St Patricks Shamrock Cookies (Print View)

Buttery sugar cookies shaped like shamrocks, decorated with smooth royal icing for a festive touch.

# Components:

→ Sugar Cookies

01 - 2.5 cups all-purpose flour
02 - 0.5 teaspoon baking powder
03 - 0.25 teaspoon salt
04 - 0.75 cup unsalted butter, softened
05 - 1 cup granulated sugar
06 - 1 large egg
07 - 2 teaspoons pure vanilla extract
08 - 0.5 teaspoon almond extract

→ Royal Icing

09 - 3 cups powdered sugar, sifted
10 - 2 large egg whites or 4 tablespoons meringue powder plus 6 tablespoons water
11 - 0.5 teaspoon vanilla extract or lemon juice
12 - Green gel food coloring

→ Decorating

13 - Sprinkles or edible glitter

# Method:

01 - Whisk together flour, baking powder, and salt in a medium bowl. Set aside.
02 - Beat butter and sugar in a large bowl until light and fluffy, approximately 2 to 3 minutes.
03 - Add egg, vanilla extract, and almond extract to the butter mixture. Mix until fully combined.
04 - Gradually add dry ingredients to wet ingredients, mixing just until incorporated. Do not overmix.
05 - Divide dough in half, shape each portion into a disk, wrap in plastic wrap, and refrigerate for at least 1 hour.
06 - Preheat oven to 350°F. Line baking sheets with parchment paper.
07 - Roll dough on a lightly floured surface to 0.25 inch thickness.
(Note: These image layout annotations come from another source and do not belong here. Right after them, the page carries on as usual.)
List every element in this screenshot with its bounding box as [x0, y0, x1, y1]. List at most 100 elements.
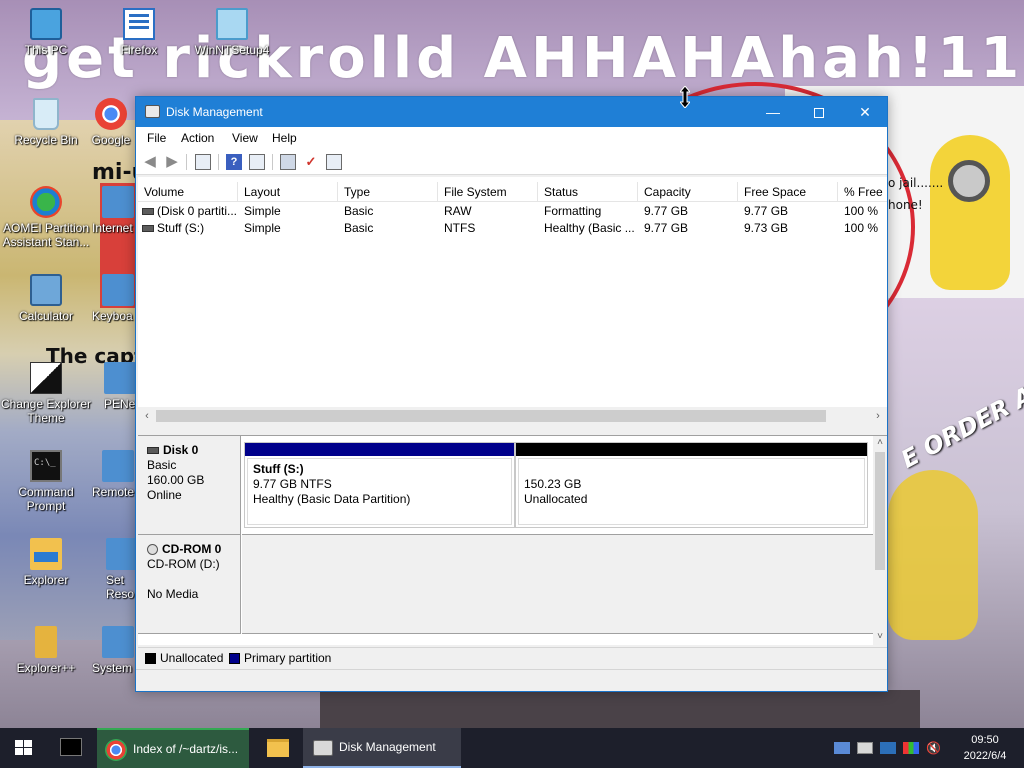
scroll-right-icon[interactable]: ›	[871, 408, 885, 424]
toolbar-separator	[272, 154, 273, 170]
menu-view[interactable]: View	[232, 131, 258, 145]
desktop-icon-command-prompt[interactable]: Command Prompt	[6, 450, 86, 513]
desktop-icon-label: Remote	[92, 485, 135, 499]
type-cell: Basic	[344, 204, 374, 218]
desktop-icon-remote[interactable]: Remote	[92, 450, 136, 499]
menu-help[interactable]: Help	[272, 131, 297, 145]
cmd-icon	[60, 738, 82, 756]
legend-swatch-unallocated	[145, 653, 156, 664]
network-icon	[104, 362, 136, 394]
keyboard-icon	[102, 274, 134, 306]
calculator-icon	[30, 274, 62, 306]
back-arrow-icon[interactable]: ◀	[142, 154, 158, 170]
desktop-icon-keyboard[interactable]: Keyboa	[92, 274, 136, 323]
disk-management-icon	[145, 105, 160, 118]
minion-image	[930, 135, 1010, 290]
desktop-icon-internet[interactable]: Internet	[92, 186, 136, 235]
desktop-icon-penet[interactable]: PENet	[104, 362, 136, 411]
column-percent-free[interactable]: % Free	[838, 182, 887, 202]
column-status[interactable]: Status	[538, 182, 638, 202]
menu-action[interactable]: Action	[181, 131, 214, 145]
disk-state: Online	[147, 488, 182, 502]
taskbar: Index of /~dartz/is... Disk Management 🔇…	[0, 728, 1024, 768]
check-icon[interactable]: ✓	[303, 154, 319, 170]
maximize-icon	[814, 108, 824, 119]
table-row[interactable]: Stuff (S:) Simple Basic NTFS Healthy (Ba…	[138, 220, 887, 237]
scrollbar-thumb[interactable]	[156, 410, 826, 422]
disk-0-label[interactable]: Disk 0 Basic 160.00 GB Online	[138, 436, 241, 535]
color-icon[interactable]	[903, 742, 919, 754]
show-pane-icon[interactable]	[249, 154, 265, 170]
partition-unallocated[interactable]: 150.23 GB Unallocated	[515, 442, 868, 528]
desktop-icon-winntsetup[interactable]: WinNTSetup4	[192, 8, 272, 57]
mute-icon[interactable]: 🔇	[926, 742, 942, 754]
column-capacity[interactable]: Capacity	[638, 182, 738, 202]
taskbar-explorer[interactable]	[255, 728, 303, 768]
desktop-icon-recycle-bin[interactable]: Recycle Bin	[6, 98, 86, 147]
explorer-icon	[30, 538, 62, 570]
vertical-scrollbar[interactable]: ˄ ˅	[873, 436, 887, 645]
desktop-icon-google[interactable]: Google	[86, 98, 136, 147]
desktop-icon-aomei[interactable]: AOMEI Partition Assistant Stan...	[0, 186, 92, 249]
desktop-icon-label: Recycle Bin	[14, 133, 78, 147]
scroll-down-icon[interactable]: ˅	[873, 630, 887, 644]
partition-info: Stuff (S:) 9.77 GB NTFS Healthy (Basic D…	[247, 458, 512, 525]
disk-management-icon	[313, 740, 333, 756]
wallpaper-dark-area	[320, 690, 920, 728]
fs-cell: RAW	[444, 204, 472, 218]
taskbar-cmd[interactable]	[48, 728, 96, 768]
cdrom-0-label[interactable]: CD-ROM 0 CD-ROM (D:) No Media	[138, 535, 241, 634]
desktop-icon-firefox[interactable]: Firefox	[99, 8, 179, 57]
desktop-icon-this-pc[interactable]: This PC	[6, 8, 86, 57]
column-free-space[interactable]: Free Space	[738, 182, 838, 202]
desktop-icon-label: Calculator	[18, 309, 74, 323]
cdrom-0-row: CD-ROM 0 CD-ROM (D:) No Media	[138, 535, 873, 634]
minimize-button[interactable]: —	[750, 97, 796, 127]
close-button[interactable]: ✕	[842, 97, 888, 127]
desktop-icon-explorer[interactable]: Explorer	[6, 538, 86, 587]
type-cell: Basic	[344, 221, 374, 235]
legend-swatch-primary	[229, 653, 240, 664]
title-bar[interactable]: Disk Management — ✕	[136, 97, 887, 127]
desktop-icon-calculator[interactable]: Calculator	[6, 274, 86, 323]
column-layout[interactable]: Layout	[238, 182, 338, 202]
connect-icon[interactable]	[280, 154, 296, 170]
scrollbar-thumb[interactable]	[875, 452, 885, 570]
partition-stuff[interactable]: Stuff (S:) 9.77 GB NTFS Healthy (Basic D…	[244, 442, 515, 528]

Cut shamrock shapes using a shamrock-shaped cutter and place on prepared baking sheets.
08 - Bake for 9 to 11 minutes until edges begin to turn golden. Cool on baking sheet for 5 minutes, then transfer to a wire rack to cool completely.
09 - Beat powdered sugar, egg whites or meringue powder mixture, and vanilla or lemon juice in a large bowl until stiff peaks form and icing is glossy, approximately 5 minutes.
10 - Divide icing into bowls and tint with green gel food coloring to desired shade.
11 - Transfer icing to piping bags fitted with small round tips. Outline and flood cooled cookies. Add sprinkles or glitter if desired. Allow icing to set for at least 1 hour before serving.

# Expert Advice:

01 -
  • The dough is forgiving and actually fun to work with, especially if you've never cut shaped cookies before.
  • Royal icing sounds intimidating but it's honestly just a few ingredients beaten together until magic happens.
  • These keep for days in an airtight container, which means you can bake ahead and stress less during party prep.
02 -
  • Cooling the cookies completely before icing is non-negotiable—icing on warm cookies will slide right off and create a sad, melty mess.
  • If your royal icing looks too thick to spread, add water one drop at a time; if it's too thin, add more powdered sugar, because there's a sweet spot between outline and flood consistency.
03 -
  • If your dough is too soft when you roll it out, pop it back in the fridge for 15 minutes—your patience pays off with clean, sharp shamrock shapes.
  • Transfer the cooled cookies to a wire rack instead of leaving them on the baking sheet, because trapped steam on the bottom can make them slightly soft where you don't want it.